Thanks to this development in research areas, investors with a focus on a reliable energy future have a much wider choice of property targets. However, the Breakthrough Energy Ventures fund is not j like online casinos, they don’t just toss money around.
The criteria include a focus on businesses that can make a marked impact on global eruptions—the potential to reduce at least 0.7 gigatons of greenhouse gases yearly—as well as ones that are also engaging for other investors besides the fund. Scientific utility at scale is another criterion, mostly because of the longer time it takes to bring a decent energy technology form the lab to market. The last one is dubbed “Filling the gaps” meaning the fund is more inclined to invest in research and development areas in the wider clean technology space that has stayed out of the light.
The fund is just one instance of a technology business that’s been at the forefront of the renewable revolution. Another recent example of this support for cleaner causes of energy was the Renewable Energy Buyers’ Alliance aiming to encourage more businesses to switch from fossil fuel-sourced power to the output of wind, solar, and other renewable experts. This, in turn, would motivate the expansion of generating measure and eventually reduce the share of fossil combustibles in the energy mix, the founders of the company say.
Yet if Big Tech is behind cleaner energy, Big Banking seems to be still firm to fossil fuels, or maybe it simply likes the faster results. A recent report from a group of environmental organizations dubbed Banking on Climate Change found that even though property in renewable energy has been rising, so has the investment in fossil fuels from some of the largest groups in the world—the biggest lenders in the United States.
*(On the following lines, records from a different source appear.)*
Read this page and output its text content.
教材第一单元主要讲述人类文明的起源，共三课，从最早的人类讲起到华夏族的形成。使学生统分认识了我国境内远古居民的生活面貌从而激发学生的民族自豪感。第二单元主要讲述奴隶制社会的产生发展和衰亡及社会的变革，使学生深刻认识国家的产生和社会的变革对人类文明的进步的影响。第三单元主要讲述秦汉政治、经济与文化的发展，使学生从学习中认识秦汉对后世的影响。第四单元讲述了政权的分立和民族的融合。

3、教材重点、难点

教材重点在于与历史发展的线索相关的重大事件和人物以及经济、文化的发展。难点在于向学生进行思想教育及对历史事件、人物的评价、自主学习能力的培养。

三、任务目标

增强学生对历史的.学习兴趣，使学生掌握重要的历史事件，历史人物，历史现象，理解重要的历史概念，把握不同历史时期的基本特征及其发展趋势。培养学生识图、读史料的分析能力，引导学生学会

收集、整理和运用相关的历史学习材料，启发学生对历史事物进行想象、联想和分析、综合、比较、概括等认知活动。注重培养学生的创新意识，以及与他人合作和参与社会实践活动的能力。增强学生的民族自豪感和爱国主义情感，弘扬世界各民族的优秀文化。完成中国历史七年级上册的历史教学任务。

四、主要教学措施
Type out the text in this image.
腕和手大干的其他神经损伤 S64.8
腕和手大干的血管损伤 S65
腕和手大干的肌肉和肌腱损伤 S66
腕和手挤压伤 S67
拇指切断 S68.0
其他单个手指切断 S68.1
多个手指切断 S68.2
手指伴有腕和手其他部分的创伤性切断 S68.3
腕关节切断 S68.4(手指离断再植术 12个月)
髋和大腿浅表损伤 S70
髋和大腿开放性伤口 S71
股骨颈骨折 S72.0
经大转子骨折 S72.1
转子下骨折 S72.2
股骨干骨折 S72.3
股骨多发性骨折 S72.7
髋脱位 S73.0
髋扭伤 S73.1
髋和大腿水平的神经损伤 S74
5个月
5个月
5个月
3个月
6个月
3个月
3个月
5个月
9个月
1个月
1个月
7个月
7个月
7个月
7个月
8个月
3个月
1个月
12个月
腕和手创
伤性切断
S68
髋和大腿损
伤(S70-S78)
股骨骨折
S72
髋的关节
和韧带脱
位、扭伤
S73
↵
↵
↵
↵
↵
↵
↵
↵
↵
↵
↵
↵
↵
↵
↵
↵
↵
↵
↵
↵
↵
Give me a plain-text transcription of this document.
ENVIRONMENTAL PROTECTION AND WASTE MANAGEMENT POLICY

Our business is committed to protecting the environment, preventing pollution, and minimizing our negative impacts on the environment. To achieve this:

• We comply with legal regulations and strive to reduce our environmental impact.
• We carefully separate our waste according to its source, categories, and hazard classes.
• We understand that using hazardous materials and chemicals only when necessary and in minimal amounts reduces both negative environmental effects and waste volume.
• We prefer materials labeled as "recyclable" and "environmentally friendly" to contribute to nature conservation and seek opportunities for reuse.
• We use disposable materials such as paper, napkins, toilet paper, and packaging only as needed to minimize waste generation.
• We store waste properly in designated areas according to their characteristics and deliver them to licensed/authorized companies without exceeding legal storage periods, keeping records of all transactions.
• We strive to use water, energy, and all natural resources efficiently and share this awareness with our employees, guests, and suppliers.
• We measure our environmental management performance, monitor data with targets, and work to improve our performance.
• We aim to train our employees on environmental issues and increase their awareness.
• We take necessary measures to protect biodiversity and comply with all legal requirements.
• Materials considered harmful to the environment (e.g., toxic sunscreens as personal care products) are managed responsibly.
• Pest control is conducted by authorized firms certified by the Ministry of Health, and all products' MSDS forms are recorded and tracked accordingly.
According to the report, the top lenders in the world had invested as much as US$2.9 trillion in the oil and gas trade between 2016 and 2018. The biggest fossil fuel advocates among these were all American banks, including Wells Fargo, JP Morgan, Citi, and Bank of America.
The authors of the report argue this is weakening the fight against climate change. However, the existence of enterprises such as the Breakthrough Energy Ventures fund and the Renewable Energy Buyers’ Alliance suggests that renewables are not yet ready to completely replace oil and gas. This replacement will occur gradually even if the pace of tech improvements in the area stimulates.